16) Eschatology is a necessary part of the Christian doctrine of creation.  The Christian claim is that history has a purpose and direction, and the current physical universe is not only not the only one that could possibly exist, but that it is also not the only one that will always exist.  There is therefore a ground for the unlimited hope for something better that seems to be an inherent characteristic of human beings. Nonetheless, such hope is not grounds to question the real and limited goodness of the world in which we live now, complete with its earthquakes and tsunamis and amputees who are not healed.

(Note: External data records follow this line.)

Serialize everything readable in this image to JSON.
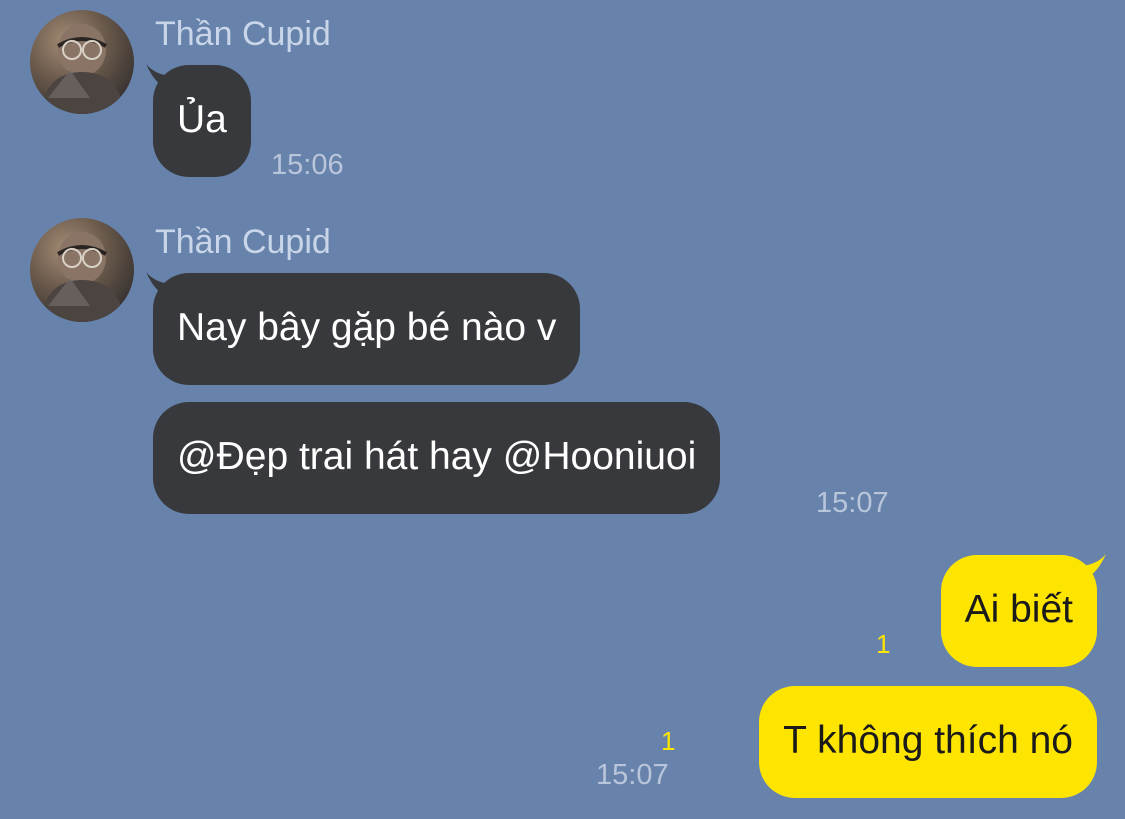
{
  "chat": {
    "colors": {
      "background": "#6783ab",
      "incoming_bubble": "#38393c",
      "outgoing_bubble": "#fee500",
      "unread_count": "#fee500"
    },
    "groups": [
      {
        "sender": "Thần Cupid",
        "messages": [
          "Ủa"
        ],
        "time": "15:06"
      },
      {
        "sender": "Thần Cupid",
        "messages": [
          "Nay bây gặp bé nào v",
          "@Đẹp trai hát hay @Hooniuoi"
        ],
        "time": "15:07"
      }
    ],
    "outgoing": [
      {
        "text": "Ai biết",
        "unread": "1"
      },
      {
        "text": "T không thích nó",
        "unread": "1",
        "time": "15:07"
      }
    ]
  }
}
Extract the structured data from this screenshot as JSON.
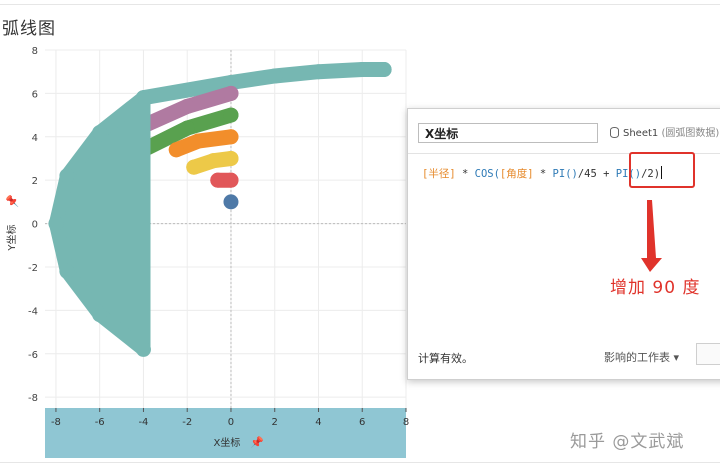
{
  "sheet": {
    "title": "弧线图"
  },
  "chart_data": {
    "type": "scatter",
    "title": "",
    "xlabel": "X坐标",
    "ylabel": "Y坐标",
    "xlim": [
      -8.5,
      8
    ],
    "ylim": [
      -8.5,
      8
    ],
    "xticks": [
      -8,
      -6,
      -4,
      -2,
      0,
      2,
      4,
      6,
      8
    ],
    "yticks": [
      8,
      6,
      4,
      2,
      0,
      -2,
      -4,
      -6,
      -8
    ],
    "grid": true,
    "series": [
      {
        "color": "#76b7b2",
        "radius": 6,
        "x": [
          -4,
          0,
          2,
          4,
          6,
          7
        ],
        "y": [
          5.8,
          6.5,
          6.8,
          7.0,
          7.1,
          7.1
        ]
      },
      {
        "color": "#b07aa1",
        "radius": 5,
        "x": [
          -4,
          -2,
          0
        ],
        "y": [
          4.5,
          5.4,
          6.0
        ]
      },
      {
        "color": "#59a14f",
        "radius": 4,
        "x": [
          -4,
          -2,
          0
        ],
        "y": [
          3.4,
          4.4,
          5.0
        ]
      },
      {
        "color": "#f28e2b",
        "radius": 3,
        "x": [
          -2.5,
          -1.5,
          0
        ],
        "y": [
          3.4,
          3.8,
          4.0
        ]
      },
      {
        "color": "#edc948",
        "radius": 2,
        "x": [
          -1.7,
          -0.8,
          0
        ],
        "y": [
          2.6,
          2.9,
          3.0
        ]
      },
      {
        "color": "#e15759",
        "radius": 1,
        "x": [
          -0.6,
          0
        ],
        "y": [
          2.0,
          2.0
        ]
      },
      {
        "color": "#4e79a7",
        "radius": 0,
        "x": [
          0
        ],
        "y": [
          1.0
        ]
      },
      {
        "color": "#76b7b2",
        "radius": 6,
        "x": [
          -4,
          -6,
          -7.5,
          -8,
          -7.5,
          -6,
          -4
        ],
        "y": [
          5.8,
          4.2,
          2.2,
          0,
          -2.2,
          -4.2,
          -5.8
        ]
      }
    ]
  },
  "calc_dialog": {
    "name": "X坐标",
    "source_label": "Sheet1",
    "source_paren": "(圆弧图数据)",
    "formula": {
      "field_radius": "[半径]",
      "op_mul1": " * ",
      "fn_cos": "COS(",
      "field_angle": "[角度]",
      "op_mul2": " * ",
      "fn_pi1": "PI()",
      "op_div": "/45 + ",
      "fn_pi2": "PI()",
      "tail": "/2)"
    },
    "status": "计算有效。",
    "sheets_label": "影响的工作表 ▾"
  },
  "annotation": {
    "text": "增加 90 度",
    "color": "#e0332b"
  },
  "watermark": {
    "text": "知乎 @文武斌"
  },
  "colors": {
    "axis_band": "#8fc6d3",
    "grid": "#ececec",
    "zero_line": "#bcbcbc"
  }
}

There are, of course, some necessary pieces that to be added to the above if one is going to adopt any ultimately Christian and moral solution to the problem of evil, namely:

1) The relation between moral choices and suffering. In a world in which rational beings make moral choices, there would have to have been a first evil choice. What relation is there between the inherent possibility of physical suffering in a contingent and ordered world and actual suffering? That is, if there had been no fall into sin, would human beings still have been subject to physical suffering like that caused by earthquakes and tsunamis? Presumably, in an ordered and contingent universe that contains tectonic plates and water, earthquakes and tsunamis would take place whether human beings had sinned or not.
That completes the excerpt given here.